Cette page rassemble l’essentiel de vos droits de salarié, en particulier dans les situations de restructuration, de cession ou de rachat d’entreprise. Elle est pensée comme un point de départ : chaque section renvoie vers les textes officiels et, quand ils existent, vers nos analyses détaillées. Dernière mise à jour : juillet 2026.
En ce moment : la vente de SFR
C’est le dossier qui mobilise le plus nos lecteurs.

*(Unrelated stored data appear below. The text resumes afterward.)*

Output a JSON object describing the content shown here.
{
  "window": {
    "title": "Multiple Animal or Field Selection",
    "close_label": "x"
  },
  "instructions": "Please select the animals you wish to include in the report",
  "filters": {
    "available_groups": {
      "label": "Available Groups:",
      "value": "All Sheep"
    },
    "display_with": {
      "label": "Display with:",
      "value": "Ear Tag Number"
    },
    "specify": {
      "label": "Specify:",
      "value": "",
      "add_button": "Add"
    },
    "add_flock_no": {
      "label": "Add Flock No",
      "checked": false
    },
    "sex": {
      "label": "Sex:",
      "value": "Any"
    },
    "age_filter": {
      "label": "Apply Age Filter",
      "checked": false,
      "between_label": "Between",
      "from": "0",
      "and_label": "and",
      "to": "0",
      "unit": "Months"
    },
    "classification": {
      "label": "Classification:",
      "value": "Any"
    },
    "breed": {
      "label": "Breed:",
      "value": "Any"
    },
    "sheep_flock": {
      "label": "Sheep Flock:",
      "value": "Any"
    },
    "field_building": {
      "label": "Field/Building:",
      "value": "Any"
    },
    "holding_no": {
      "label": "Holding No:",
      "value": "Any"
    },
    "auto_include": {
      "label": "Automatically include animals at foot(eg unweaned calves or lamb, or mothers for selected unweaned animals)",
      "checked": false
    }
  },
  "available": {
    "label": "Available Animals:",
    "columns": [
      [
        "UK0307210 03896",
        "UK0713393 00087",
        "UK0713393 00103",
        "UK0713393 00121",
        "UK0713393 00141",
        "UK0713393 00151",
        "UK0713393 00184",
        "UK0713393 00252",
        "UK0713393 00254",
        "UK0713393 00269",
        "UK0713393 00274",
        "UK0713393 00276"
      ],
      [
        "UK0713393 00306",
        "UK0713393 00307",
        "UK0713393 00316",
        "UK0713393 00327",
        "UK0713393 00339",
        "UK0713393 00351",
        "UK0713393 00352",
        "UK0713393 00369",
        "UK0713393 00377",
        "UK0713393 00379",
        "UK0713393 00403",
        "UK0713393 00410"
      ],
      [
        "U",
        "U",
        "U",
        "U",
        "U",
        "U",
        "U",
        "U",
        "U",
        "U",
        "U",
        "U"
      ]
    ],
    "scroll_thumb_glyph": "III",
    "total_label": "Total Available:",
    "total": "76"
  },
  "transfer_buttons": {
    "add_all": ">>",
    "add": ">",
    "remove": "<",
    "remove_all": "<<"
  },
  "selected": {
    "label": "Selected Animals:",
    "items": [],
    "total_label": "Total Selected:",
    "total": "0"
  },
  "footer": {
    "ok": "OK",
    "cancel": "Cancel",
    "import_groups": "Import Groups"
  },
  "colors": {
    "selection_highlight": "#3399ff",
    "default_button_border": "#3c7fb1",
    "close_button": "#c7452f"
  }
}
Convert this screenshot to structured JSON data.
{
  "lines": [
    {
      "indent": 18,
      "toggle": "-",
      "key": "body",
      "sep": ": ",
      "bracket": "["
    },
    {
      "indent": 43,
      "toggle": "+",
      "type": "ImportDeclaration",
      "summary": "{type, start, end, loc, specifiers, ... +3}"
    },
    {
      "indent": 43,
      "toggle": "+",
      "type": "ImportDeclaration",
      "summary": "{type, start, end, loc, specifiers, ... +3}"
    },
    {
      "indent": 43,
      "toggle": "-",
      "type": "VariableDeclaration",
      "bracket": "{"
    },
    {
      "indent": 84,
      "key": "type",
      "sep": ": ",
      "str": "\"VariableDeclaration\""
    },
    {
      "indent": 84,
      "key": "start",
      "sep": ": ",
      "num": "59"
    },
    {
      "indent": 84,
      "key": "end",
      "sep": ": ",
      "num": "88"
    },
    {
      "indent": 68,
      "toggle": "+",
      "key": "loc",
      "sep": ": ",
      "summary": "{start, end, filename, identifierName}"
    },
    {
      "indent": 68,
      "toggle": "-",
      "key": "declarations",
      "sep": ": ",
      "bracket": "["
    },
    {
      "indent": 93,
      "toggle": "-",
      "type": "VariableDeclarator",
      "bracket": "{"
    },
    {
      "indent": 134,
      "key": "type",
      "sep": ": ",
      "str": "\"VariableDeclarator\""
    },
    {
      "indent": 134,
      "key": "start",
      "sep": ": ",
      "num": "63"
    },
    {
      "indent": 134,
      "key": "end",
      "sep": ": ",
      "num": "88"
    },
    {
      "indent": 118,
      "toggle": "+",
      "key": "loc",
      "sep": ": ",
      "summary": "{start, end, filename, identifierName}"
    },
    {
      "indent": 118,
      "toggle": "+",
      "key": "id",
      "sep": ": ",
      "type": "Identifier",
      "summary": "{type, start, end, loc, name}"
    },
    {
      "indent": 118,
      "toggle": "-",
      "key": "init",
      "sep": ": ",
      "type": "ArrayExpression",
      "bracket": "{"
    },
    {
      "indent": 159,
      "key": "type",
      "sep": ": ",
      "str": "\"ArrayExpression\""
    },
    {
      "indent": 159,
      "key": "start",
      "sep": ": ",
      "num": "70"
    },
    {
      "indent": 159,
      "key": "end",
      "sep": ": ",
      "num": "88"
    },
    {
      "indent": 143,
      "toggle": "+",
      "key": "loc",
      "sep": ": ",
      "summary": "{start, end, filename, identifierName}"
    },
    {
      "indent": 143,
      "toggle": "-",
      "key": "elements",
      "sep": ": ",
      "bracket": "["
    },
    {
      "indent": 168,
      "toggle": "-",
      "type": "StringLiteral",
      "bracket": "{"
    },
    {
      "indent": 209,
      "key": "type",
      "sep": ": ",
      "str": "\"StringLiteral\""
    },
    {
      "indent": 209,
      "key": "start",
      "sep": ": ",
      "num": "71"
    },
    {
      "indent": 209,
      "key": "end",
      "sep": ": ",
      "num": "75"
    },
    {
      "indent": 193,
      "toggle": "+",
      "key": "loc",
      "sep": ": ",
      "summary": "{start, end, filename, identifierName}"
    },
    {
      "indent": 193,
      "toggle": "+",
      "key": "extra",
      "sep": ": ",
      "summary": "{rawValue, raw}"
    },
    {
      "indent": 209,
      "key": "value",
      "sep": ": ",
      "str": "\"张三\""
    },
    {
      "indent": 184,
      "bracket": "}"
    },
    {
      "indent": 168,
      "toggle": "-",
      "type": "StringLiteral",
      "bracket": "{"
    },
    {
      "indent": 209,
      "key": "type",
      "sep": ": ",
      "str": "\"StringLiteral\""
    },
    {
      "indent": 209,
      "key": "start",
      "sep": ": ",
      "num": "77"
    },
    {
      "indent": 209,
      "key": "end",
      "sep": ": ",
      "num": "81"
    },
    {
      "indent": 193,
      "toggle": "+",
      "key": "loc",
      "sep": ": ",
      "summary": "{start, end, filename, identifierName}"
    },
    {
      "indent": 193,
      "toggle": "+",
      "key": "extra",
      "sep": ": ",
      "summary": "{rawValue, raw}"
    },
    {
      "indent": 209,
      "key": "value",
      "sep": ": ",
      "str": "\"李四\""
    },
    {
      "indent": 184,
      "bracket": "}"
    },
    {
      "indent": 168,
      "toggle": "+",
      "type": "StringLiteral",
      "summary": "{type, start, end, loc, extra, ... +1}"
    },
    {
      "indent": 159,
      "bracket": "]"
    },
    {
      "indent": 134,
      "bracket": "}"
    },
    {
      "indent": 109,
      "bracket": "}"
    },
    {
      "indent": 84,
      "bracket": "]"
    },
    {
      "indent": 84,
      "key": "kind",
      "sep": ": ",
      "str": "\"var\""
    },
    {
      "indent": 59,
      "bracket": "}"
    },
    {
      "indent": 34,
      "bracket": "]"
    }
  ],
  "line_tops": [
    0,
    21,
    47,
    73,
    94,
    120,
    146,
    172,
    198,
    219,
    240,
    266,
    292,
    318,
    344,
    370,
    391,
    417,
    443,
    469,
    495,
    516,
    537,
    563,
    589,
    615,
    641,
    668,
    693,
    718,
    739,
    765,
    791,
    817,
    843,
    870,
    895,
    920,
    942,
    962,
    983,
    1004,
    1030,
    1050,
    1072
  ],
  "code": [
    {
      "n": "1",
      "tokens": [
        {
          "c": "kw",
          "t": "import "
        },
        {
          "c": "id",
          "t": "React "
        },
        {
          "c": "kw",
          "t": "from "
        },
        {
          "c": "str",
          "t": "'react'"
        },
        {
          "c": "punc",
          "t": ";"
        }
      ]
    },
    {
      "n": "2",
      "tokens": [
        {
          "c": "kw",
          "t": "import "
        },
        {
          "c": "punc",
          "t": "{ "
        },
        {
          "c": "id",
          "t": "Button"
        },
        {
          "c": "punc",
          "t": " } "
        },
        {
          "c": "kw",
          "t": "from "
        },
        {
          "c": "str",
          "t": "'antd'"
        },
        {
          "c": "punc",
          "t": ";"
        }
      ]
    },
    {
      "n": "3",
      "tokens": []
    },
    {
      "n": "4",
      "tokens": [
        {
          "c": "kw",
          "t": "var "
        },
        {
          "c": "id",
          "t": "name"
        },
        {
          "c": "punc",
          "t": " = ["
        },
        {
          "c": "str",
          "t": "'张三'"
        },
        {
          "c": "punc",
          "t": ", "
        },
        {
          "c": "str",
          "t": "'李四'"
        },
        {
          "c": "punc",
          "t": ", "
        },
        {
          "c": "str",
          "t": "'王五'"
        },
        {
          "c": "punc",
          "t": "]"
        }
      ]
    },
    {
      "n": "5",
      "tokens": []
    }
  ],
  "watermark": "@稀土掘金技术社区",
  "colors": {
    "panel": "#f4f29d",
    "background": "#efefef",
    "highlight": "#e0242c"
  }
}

Trois analyses pour comprendre ce qui se joue :
- Cession de SFR : les étapes à venir, vues par la presse française et internationale (nouveau)
- Vente de SFR : que vaut juridiquement la « garantie d’emploi jusqu’à début 2029 » ?
- Rachat de SFR à 20,35 milliards : quels droits pour les salariés concernés ?
Transfert d’entreprise : ce que dit la loi
Quand une entreprise (ou une activité autonome) change de mains, l’article L.1224-1 du Code du travail impose le transfert automatique des contrats de travail au repreneur. Concrètement :
- Votre contrat se poursuit de plein droit — le repreneur ne peut ni le refuser, ni vous imposer une nouvelle période d’essai.
- Ancienneté, qualification et rémunération contractuelle sont maintenues.
- Les accords collectifs de l’ancienne entreprise sont « mis en cause » : ils survivent au maximum 15 mois, le temps de négocier un accord de substitution, avec une garantie de rémunération à la clé (article L.2261-14).
Attention en revanche : ce que l’article L.1224-1 ne protège pas, ce sont les usages, les avantages liés au statut collectif non contractualisés, et l’emploi lui-même au-delà du transfert — d’où l’importance des engagements négociés, comme la « garantie d’emploi » du dossier SFR, dont la valeur dépend de sa rédaction.
Le CSE : votre canal d’information officiel
Avant toute opération importante (cession, réorganisation, projet de licenciements), l’employeur doit informer et consulter le comité social et économique. Le CSE peut se faire assister d’un expert-comptable, payé pour l’essentiel par l’employeur, pour analyser l’opération. Les procès-verbaux de CSE et les rapports d’expertise sont souvent la meilleure source d’information fiable pour les salariés — demandez-les à vos élus.
Licenciement économique : les garde-fous
Un licenciement économique n’est valable que s’il repose sur un motif réel et sérieux défini par la loi (difficultés économiques, mutations technologiques, réorganisation nécessaire à la sauvegarde de la compétitivité, cessation d’activité — article L.1233-3). Les protections principales :
- Plan de sauvegarde de l’emploi (PSE) obligatoire dans les entreprises d’au moins 50 salariés dès 10 licenciements sur 30 jours : mesures de reclassement, validation par l’administration.
- Contrat de sécurisation professionnelle (CSP) pour un accompagnement renforcé et une meilleure indemnisation.
- Indemnité légale : au minimum 1/4 de mois de salaire par année d’ancienneté (1/3 au-delà de 10 ans) — les conventions collectives et accords de PSE font souvent mieux.
- Priorité de réembauche pendant un an si vous en faites la demande.
Négocier son départ
La rupture conventionnelle individuelle permet de quitter l’entreprise d’un commun accord, avec une indemnité au moins égale à l’indemnité légale de licenciement et l’accès à l’assurance chômage. Dans les restructurations, l’employeur peut aussi proposer une rupture conventionnelle collective (RCC), négociée par accord : les conditions y sont souvent supérieures au minimum légal — comparez toujours avec ce qu’un PSE offrirait.
À qui s’adresser
- Vos élus CSE et organisations syndicales : premier réflexe, ils ont accès à l’information officielle.
- L’inspection du travail : pour signaler un manquement de l’employeur.
- Le conseil de prud’hommes : pour contester un licenciement (délai : 12 mois à compter de la notification) ou réclamer des salaires (3 ans). Vous pouvez être assisté d’un avocat ou d’un défenseur syndical, gratuit.
Ressources officielles
- Code du travail sur Légifrance — les textes en vigueur.
- Service-public.fr — rubrique Travail — fiches pratiques et montants à jour.
- Ministère du Travail — dossiers et actualités réglementaires.
Les informations de cette page sont générales et ne remplacent pas un conseil juridique individualisé : chaque situation dépend de votre contrat, de votre convention collective et des accords de votre entreprise. En cas de doute, rapprochez-vous de vos représentants du personnel ou d’un avocat en droit du travail.